IT was a different kind of concert, but nonetheless eminently enjoyable for all who attended Marimba on the Map at Richmond House last Saturday night. Introducing classical marimbist Magdalena de Vries, Classics at the Castle host, Sue Gordon, said the marimba played by De Vries set the record for the largest instrument played at the Richmond House Music Room venue. And the contrast was made more apparent because De Vries is a petite woman.
But she plays her instrument with such passion and energy, in mostly four-mallet grip, enthralling the audience with her performance of classical compositions cleverly adapted for marimba, as well as some pieces specifically written for the instrument. De Vries said the title of her concert was about putting the instrument on the map. “It’s a relatively new addition as a solo instrument in the concert hall,” she said.
She started with Johan Sebastian Bach’s Suite in C Major, incorporating a prelude which begins with a simple descending scale, then flows and drives along. The sound from the marimba is haunting.
The second part, Sarabande, is a dance in triple time, which was in fact quite relaxing. Then the third part, Gigue, was a more upbeat dance with a Celtic feel.
De Vries demonstrates amazing dexterity wielding her four mallets. “Marimba never existed in Bach’s time. But if it had, I think he would have composed only for marimba,” she said, drawing laughter from the audience. De Vries was the first foreign student at Tokyo’s College of Music under Professor Atsushi Sugahara, and she had the opportunity to perform in Japan.

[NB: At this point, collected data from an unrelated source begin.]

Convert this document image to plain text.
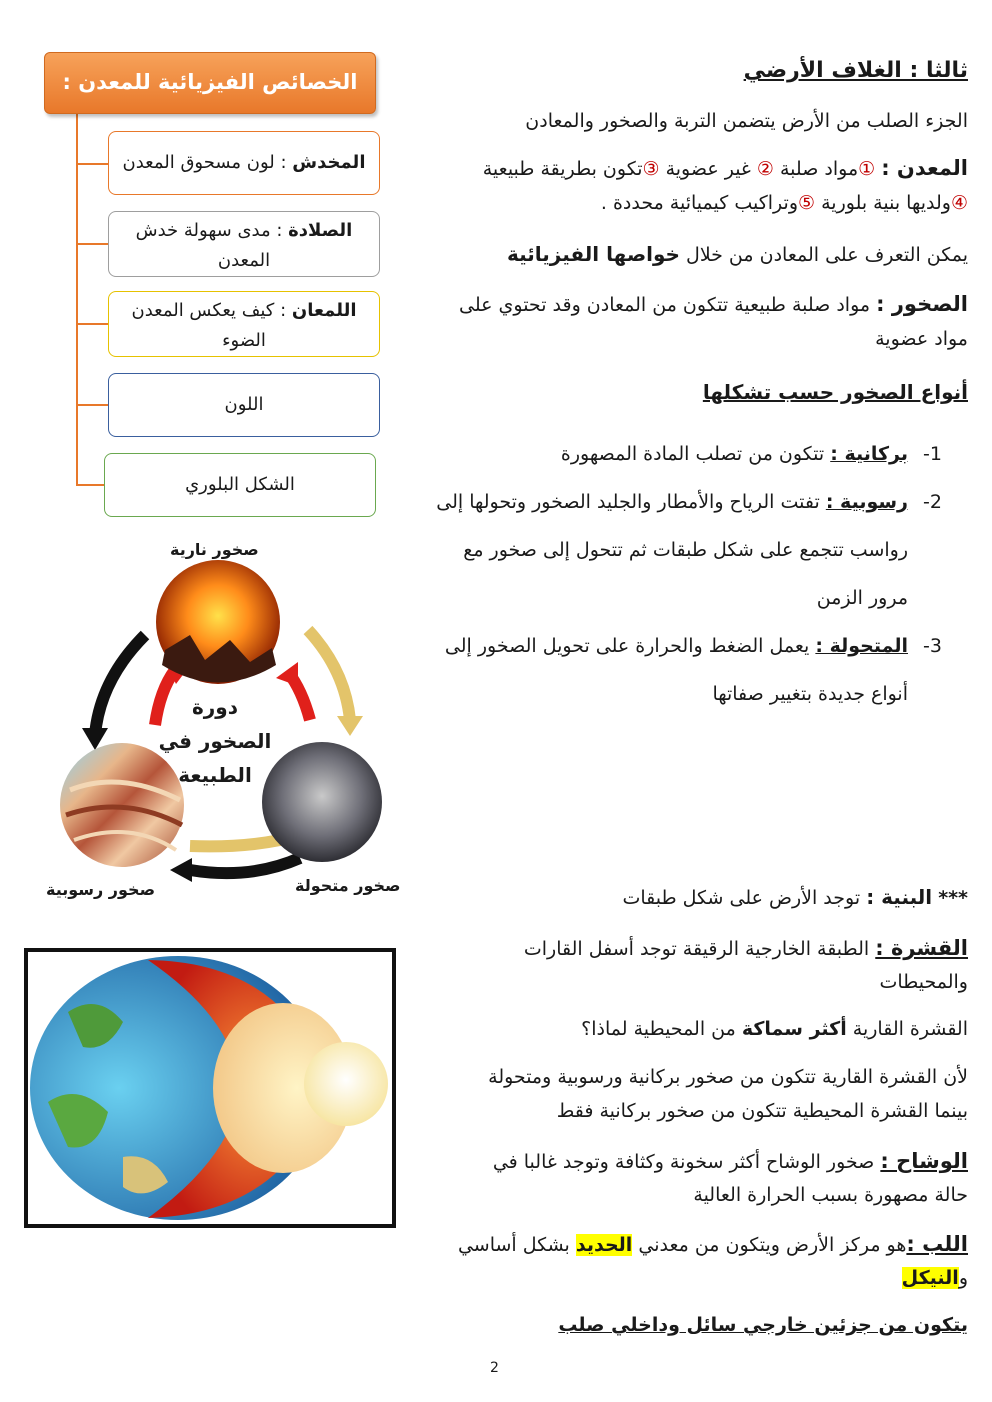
ثالثا : الغلاف الأرضي
الجزء الصلب من الأرض يتضمن التربة والصخور والمعادن
المعدن : ①مواد صلبة ② غير عضوية ③تكون بطريقة طبيعية
④ولديها بنية بلورية ⑤وتراكيب كيميائية محددة .
يمكن التعرف على المعادن من خلال خواصها الفيزيائية
الصخور : مواد صلبة طبيعية تتكون من المعادن وقد تحتوي على
مواد عضوية
أنواع الصخور حسب تشكلها
1-
بركانية : تتكون من تصلب المادة المصهورة
2-
رسوبية : تفتت الرياح والأمطار والجليد الصخور وتحولها إلى
رواسب تتجمع على شكل طبقات ثم تتحول إلى صخور مع
مرور الزمن
3-
المتحولة : يعمل الضغط والحرارة على تحويل الصخور إلى
أنواع جديدة بتغيير صفاتها
*** البنية : توجد الأرض على شكل طبقات
القشرة : الطبقة الخارجية الرقيقة توجد أسفل القارات
والمحيطات
القشرة القارية أكثر سماكة من المحيطية لماذا؟
لأن القشرة القارية تتكون من صخور بركانية ورسوبية ومتحولة
بينما القشرة المحيطية تتكون من صخور بركانية فقط
الوشاح : صخور الوشاح أكثر سخونة وكثافة وتوجد غالبا في
حالة مصهورة بسبب الحرارة العالية
اللب :هو مركز الأرض ويتكون من معدني الحديد بشكل أساسي
والنيكل
يتكون من جزئين خارجي سائل وداخلي صلب
2
الخصائص الفيزيائية للمعدن :
المخدش : لون مسحوق المعدن
الصلادة : مدى سهولة خدش المعدن
اللمعان : كيف يعكس المعدن الضوء
اللون
الشكل البلوري
صخور نارية
دورة
الصخور في
الطبيعة
صخور رسوبية	صخور متحولة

One of the best pieces she played at Richmond House was a composition by virtuoso marimbist Keiko Abe, Memories of the Seashore.
Abe has been a primary figure in the development of the marimba, its musical usage and in the design of the instrument itself.
“I grew up in the Cape and I’m now in the urban jungle of Gauteng. This piece depicts for me the wonderful ebb and flow of the ocean,” De Vries said. Listening to her play was like holding a seashell to your ear and being transported to coral reefs, feeling the tide around you.
Next was a piece by Matthias Schmitt called Ghanaia, an apt title for the influence of Ghanaian marimba music. “The marimba is an African instrument, so we can claim heritage,” De Vries said, “even though this is a concert, fully-chromatic instrument.”
This is not a violin concerto but a tongue-in-cheek piece composed for marimba by Australian Tim Davies, and one could imagine the strains of a violin in the melodies of the marimba.
De Vries turned to South African composer Clare Loveday for her next piece, Van Jou Water Drink. She said it was based on an Antje Krog poem, which was inspired by a Zulu song. The pixie-like performer played with several different sets of mallets on the marathon piece, and then with her fingers for the gentle, lilting part. At one point she had to stand with feet wide apart to play on either end of the instrument at the same time.
Saving the best for last, De Vries ended with Despedida (Farewell) by Brazilian composer Ney Rosauro, which she said was a very popular marimba piece written in 1986 and has already been performed more than 1 000 times in concert.
For an encore she played a short chorale by Bach. It was De Vries’s first time playing in Port Alfred, and judging by the audience’s enthusiastic response, music-lovers might be treated to another visit.